As the last of the guests left the shores of Mediterranean Sea in the French Riviera, the Cannes Film Festival -- which ended on May 22 -- must have heaved a sigh of big, big relief. For, this year’s 69th edition of the festival screened under the mortal fear of terrorism -- the mock drill of a terror attack a fortnight before the festival rolled on May 11 adding to the scare, which was heightened after the March Brussels airport and metro station attack. France itself had been under siege and in a state of emergency following the terror killing of 11 people in the Paris office of the weekly satirical newspaper, Charlie Hebdo, in January 2015.
But strangely, the May 2015 Cannes Film Festival was not held under the kind of security blanket that this year’s 12-day event was. Sources say that the French intelligence had been tipped of a possible terror strike, and the festival -- with thousands of attendees, including about 4000 journalists -- seemed like a duck sitting to be struck.
During the first few days of the festival, it was more than apparent that it was under a heavy security blanket, and this writer did see snipers on the roof of the Palace, the festival’s main venue, and heavily armed troops patrolling the streets of Cannes. Against the grim looks of these uninformed men were women cops, sitting prettily on really tall horses, and believe it or not, they appeared so friendly, exchanging pleasantries with passersby, that the Cannes crowds seemed to forget all about terror.
In fact, a few days into the festival, the scanning and frisking at points of entry seemed so smooth and quick that most of us just breezed in and out of the auditoriums. But there were always those invisible eyes in the form of security cameras dotting just about every nook and corner of Cannes. One was even told that dozens of cops had disguised themselves as restaurant waiters, shopkeepers and even taxi-drivers and had fanned out to keep an eye in order to pick the faintest of signals that possible terrorists may be sending.
But then soon the topic of discussion veered away from terror to cinema. People were more interested and even exercised over Sean Penn’s disappointing The Last Face -- a love story played out by Spanish actor Javier Bardem and Hollywood star Charlize Theron against the backdrop of the 2003 genocidal wars in Sierra Leone and Liberia.
Audiences, critics in particular, wondered whether The Last Face was a greater disaster than Nicolas Winding Refn’s The Neon Demon or Xavier Dolan’s It’s Only The End Of The World. Maren Ade’s German work, Toni Erdmann, was another hot favourite of debate, and the story about a father’s concern over his workaholic daughter was a fine piece of work, though, that sadly did not make the cut with the George Miller jury.

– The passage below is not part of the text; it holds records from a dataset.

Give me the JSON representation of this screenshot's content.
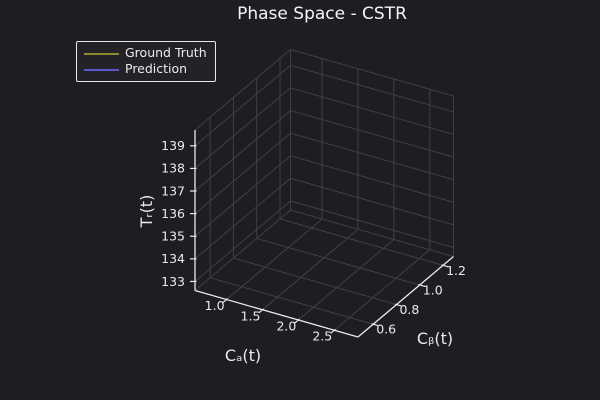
{
  "title": "Phase Space - CSTR",
  "legend": {
    "position": "upper left",
    "items": [
      {
        "label": "Ground Truth",
        "color": "#8f8a2b"
      },
      {
        "label": "Prediction",
        "color": "#5b55cb"
      }
    ]
  },
  "colors": {
    "background": "#1e1e22",
    "foreground": "#eaeaea",
    "grid": "#3f3f46",
    "title": "#f5f5f5"
  },
  "chart_data": {
    "type": "line",
    "projection": "3d",
    "title": "Phase Space - CSTR",
    "xlabel": "Cₐ(t)",
    "ylabel": "Cᵦ(t)",
    "zlabel": "Tᵣ(t)",
    "xticks": {
      "values": [
        1.0,
        1.5,
        2.0,
        2.5
      ],
      "labels": [
        "1.0",
        "1.5",
        "2.0",
        "2.5"
      ]
    },
    "yticks": {
      "values": [
        0.6,
        0.8,
        1.0,
        1.2
      ],
      "labels": [
        "0.6",
        "0.8",
        "1.0",
        "1.2"
      ]
    },
    "zticks": {
      "values": [
        133,
        134,
        135,
        136,
        137,
        138,
        139
      ],
      "labels": [
        "133",
        "134",
        "135",
        "136",
        "137",
        "138",
        "139"
      ]
    },
    "xlim": [
      0.56,
      2.83
    ],
    "ylim": [
      0.47,
      1.29
    ],
    "zlim": [
      132.6,
      139.7
    ],
    "grid": true,
    "legend_position": "upper left",
    "series": [
      {
        "name": "Ground Truth",
        "color": "#8f8a2b",
        "x": [],
        "y": [],
        "z": []
      },
      {
        "name": "Prediction",
        "color": "#5b55cb",
        "x": [],
        "y": [],
        "z": []
      }
    ]
  }
}
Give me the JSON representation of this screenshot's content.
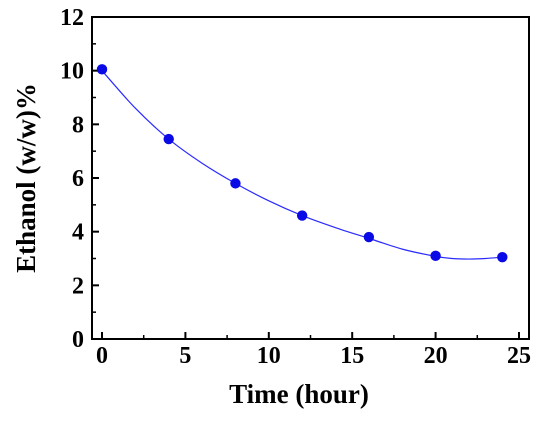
{
  "chart_data": {
    "type": "scatter",
    "title": "",
    "xlabel": "Time (hour)",
    "ylabel": "Ethanol (w/w)%",
    "xlim": [
      -0.6,
      25.6
    ],
    "ylim": [
      0,
      12
    ],
    "xticks": [
      0,
      5,
      10,
      15,
      20,
      25
    ],
    "yticks": [
      0,
      2,
      4,
      6,
      8,
      10,
      12
    ],
    "xtick_labels": [
      "0",
      "5",
      "10",
      "15",
      "20",
      "25"
    ],
    "ytick_labels": [
      "0",
      "2",
      "4",
      "6",
      "8",
      "10",
      "12"
    ],
    "series": [
      {
        "type": "scatter",
        "x": [
          0,
          4,
          8,
          12,
          16,
          20,
          24
        ],
        "y": [
          10.05,
          7.45,
          5.8,
          4.6,
          3.8,
          3.1,
          3.05
        ],
        "color": "#0a0ae6"
      },
      {
        "type": "fit-line",
        "x": [
          0,
          2,
          4,
          6,
          8,
          10,
          12,
          14,
          16,
          18,
          20,
          21,
          22,
          23,
          24
        ],
        "y": [
          10.0,
          8.6,
          7.45,
          6.55,
          5.8,
          5.15,
          4.6,
          4.15,
          3.75,
          3.35,
          3.08,
          3.0,
          2.98,
          3.0,
          3.05
        ],
        "color": "#2b2bff"
      }
    ],
    "grid": false,
    "legend": "none"
  }
}
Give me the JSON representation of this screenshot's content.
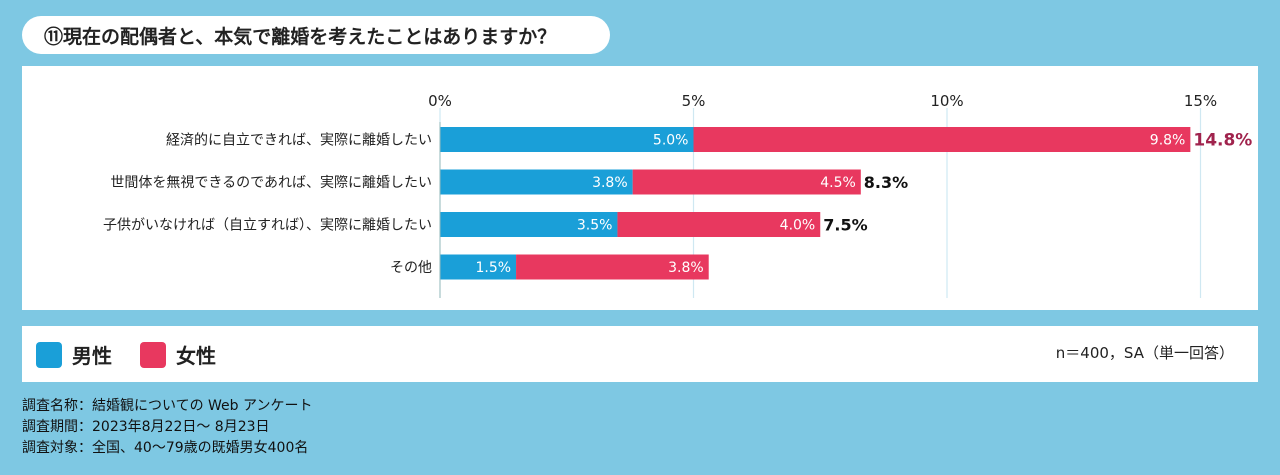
{
  "title": "⑪現在の配偶者と、本気で離婚を考えたことはありますか？",
  "legend": [
    {
      "label": "男性",
      "color": "#1a9fd8"
    },
    {
      "label": "女性",
      "color": "#e8385f"
    }
  ],
  "sample_note": "n＝400，SA（単一回答）",
  "footer": {
    "survey_name": "調査名称：結婚観についての Web アンケート",
    "survey_period": "調査期間：2023年8月22日～ 8月23日",
    "survey_target": "調査対象：全国、40～79歳の既婚男女400名"
  },
  "chart_data": {
    "type": "bar",
    "orientation": "horizontal",
    "stacked": true,
    "title": "⑪現在の配偶者と、本気で離婚を考えたことはありますか？",
    "x_ticks": [
      "0%",
      "5%",
      "10%",
      "15%"
    ],
    "xlim": [
      0,
      16.2
    ],
    "grid": true,
    "categories": [
      "経済的に自立できれば、実際に離婚したい",
      "世間体を無視できるのであれば、実際に離婚したい",
      "子供がいなければ（自立すれば）、実際に離婚したい",
      "その他"
    ],
    "series": [
      {
        "name": "男性",
        "color": "#1a9fd8",
        "values": [
          5.0,
          3.8,
          3.5,
          1.5
        ],
        "labels": [
          "5.0%",
          "3.8%",
          "3.5%",
          "1.5%"
        ]
      },
      {
        "name": "女性",
        "color": "#e8385f",
        "values": [
          9.8,
          4.5,
          4.0,
          3.8
        ],
        "labels": [
          "9.8%",
          "4.5%",
          "4.0%",
          "3.8%"
        ]
      }
    ],
    "totals": [
      "14.8%",
      "8.3%",
      "7.5%",
      ""
    ],
    "highlight_total_color": "#a0234d",
    "total_color": "#111111"
  }
}
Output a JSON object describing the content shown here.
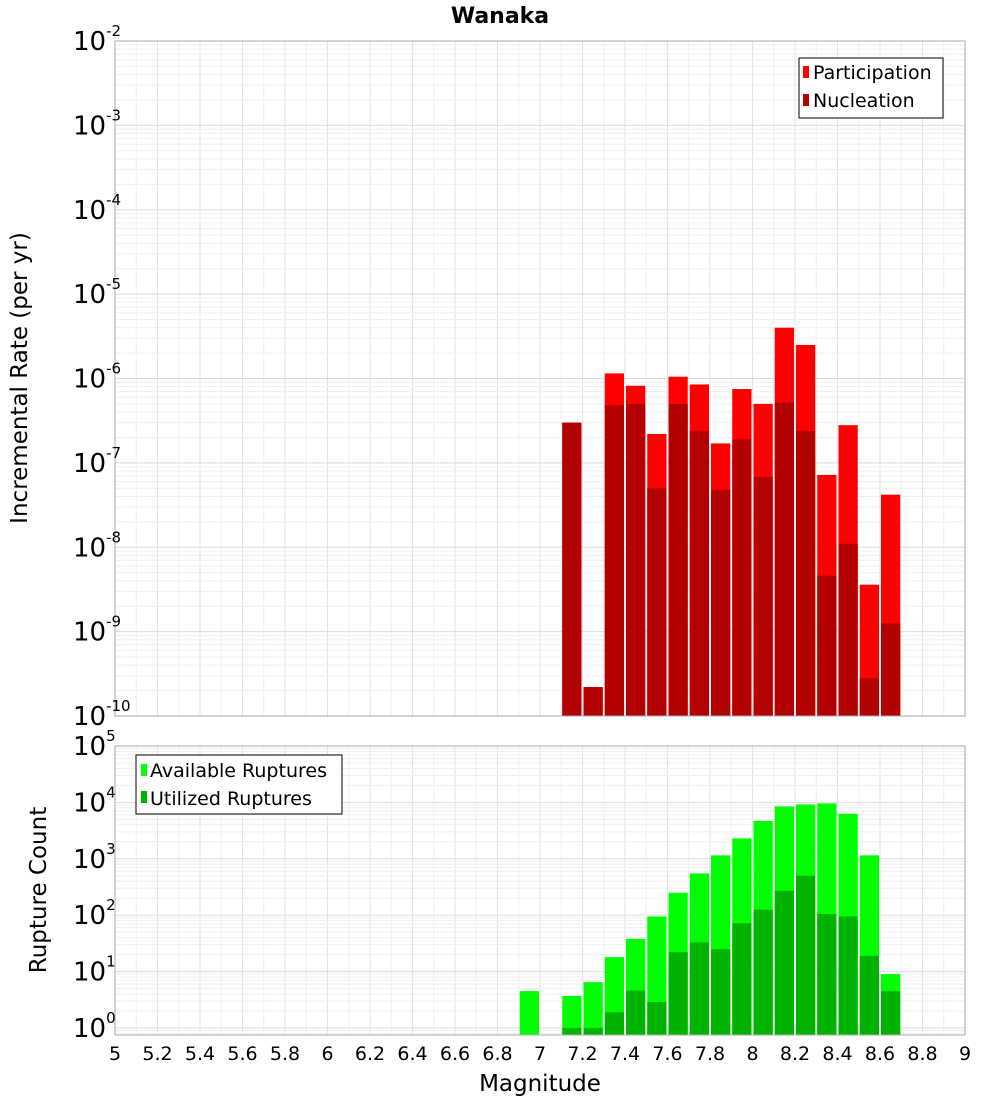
{
  "chart_data": [
    {
      "type": "bar",
      "title": "Wanaka",
      "xlabel": "",
      "ylabel": "Incremental Rate (per yr)",
      "xlim": [
        5,
        9
      ],
      "ylim": [
        1e-10,
        0.01
      ],
      "yscale": "log",
      "grid": true,
      "legend_position": "top-right",
      "y_ticks": [
        {
          "base": "10",
          "exp": "-2"
        },
        {
          "base": "10",
          "exp": "-3"
        },
        {
          "base": "10",
          "exp": "-4"
        },
        {
          "base": "10",
          "exp": "-5"
        },
        {
          "base": "10",
          "exp": "-6"
        },
        {
          "base": "10",
          "exp": "-7"
        },
        {
          "base": "10",
          "exp": "-8"
        },
        {
          "base": "10",
          "exp": "-9"
        },
        {
          "base": "10",
          "exp": "-10"
        }
      ],
      "x": [
        7.15,
        7.25,
        7.35,
        7.45,
        7.55,
        7.65,
        7.75,
        7.85,
        7.95,
        8.05,
        8.15,
        8.25,
        8.35,
        8.45,
        8.55,
        8.65
      ],
      "series": [
        {
          "name": "Participation",
          "color": "#ff0000",
          "values": [
            3e-07,
            2.2e-10,
            1.15e-06,
            8.2e-07,
            2.2e-07,
            1.05e-06,
            8.5e-07,
            1.7e-07,
            7.5e-07,
            5e-07,
            4e-06,
            2.5e-06,
            7.2e-08,
            2.8e-07,
            3.6e-09,
            4.2e-08
          ]
        },
        {
          "name": "Nucleation",
          "color": "#b30000",
          "values": [
            3e-07,
            2.2e-10,
            4.8e-07,
            5e-07,
            5e-08,
            5e-07,
            2.4e-07,
            4.8e-08,
            1.9e-07,
            6.8e-08,
            5.2e-07,
            2.4e-07,
            4.6e-09,
            1.1e-08,
            2.8e-10,
            1.25e-09
          ]
        }
      ]
    },
    {
      "type": "bar",
      "title": "",
      "xlabel": "Magnitude",
      "ylabel": "Rupture Count",
      "xlim": [
        5,
        9
      ],
      "ylim": [
        0.75,
        100000.0
      ],
      "yscale": "log",
      "grid": true,
      "legend_position": "top-left",
      "x_tick_labels": [
        "5",
        "5.2",
        "5.4",
        "5.6",
        "5.8",
        "6",
        "6.2",
        "6.4",
        "6.6",
        "6.8",
        "7",
        "7.2",
        "7.4",
        "7.6",
        "7.8",
        "8",
        "8.2",
        "8.4",
        "8.6",
        "8.8",
        "9"
      ],
      "y_ticks": [
        {
          "base": "10",
          "exp": "5"
        },
        {
          "base": "10",
          "exp": "4"
        },
        {
          "base": "10",
          "exp": "3"
        },
        {
          "base": "10",
          "exp": "2"
        },
        {
          "base": "10",
          "exp": "1"
        },
        {
          "base": "10",
          "exp": "0"
        }
      ],
      "x": [
        6.95,
        7.15,
        7.25,
        7.35,
        7.45,
        7.55,
        7.65,
        7.75,
        7.85,
        7.95,
        8.05,
        8.15,
        8.25,
        8.35,
        8.45,
        8.55,
        8.65
      ],
      "series": [
        {
          "name": "Available Ruptures",
          "color": "#00ff00",
          "values": [
            4.5,
            3.7,
            6.5,
            18,
            38,
            95,
            250,
            550,
            1150,
            2300,
            4700,
            8500,
            9200,
            9600,
            6300,
            1150,
            9
          ]
        },
        {
          "name": "Utilized Ruptures",
          "color": "#00b300",
          "values": [
            null,
            1,
            1,
            1.9,
            4.6,
            2.9,
            22,
            33,
            25,
            72,
            125,
            270,
            500,
            105,
            95,
            19,
            4.5
          ]
        }
      ]
    }
  ]
}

The Last Face went understandably unsung, and the persistent booing -- a Cannes tradition -- at the press show must have rattled Mr Penn more than all the security phobia he must have felt. He went on the defensive to explain his movie, and seemed like a fallen angel at the press conference that followed the screening of The Last Face.
However, Penn must have taken solace from the fact that great masters before him had faced flak from the Cannes press. Michelangelo Antonioni’s L’Avventura (The Adventure) was famously heckled, as was Martin Scorsese’s Taxi Driver, which went on to win the Palme d’Or that year. Today, both works are considered all-time classics.
But then, there were other great films -- written about in these columns -- which made Cannes such a delight, as always. However, the city in the south of France which was once the playground of the rich and famous and also the meeting point of Prince Rainier and Hollywood star Grace Kelly, was certainly quieter this year. And it has been getting progressively quieter, and terror has not been the cause. Rather, steep hotel and food bills have been keeping people away from what is still the queen of all festivals. Why, Cannes, of course.
(Gautaman Bhaskaran has covered the Cannes Film Festival for 27 years.)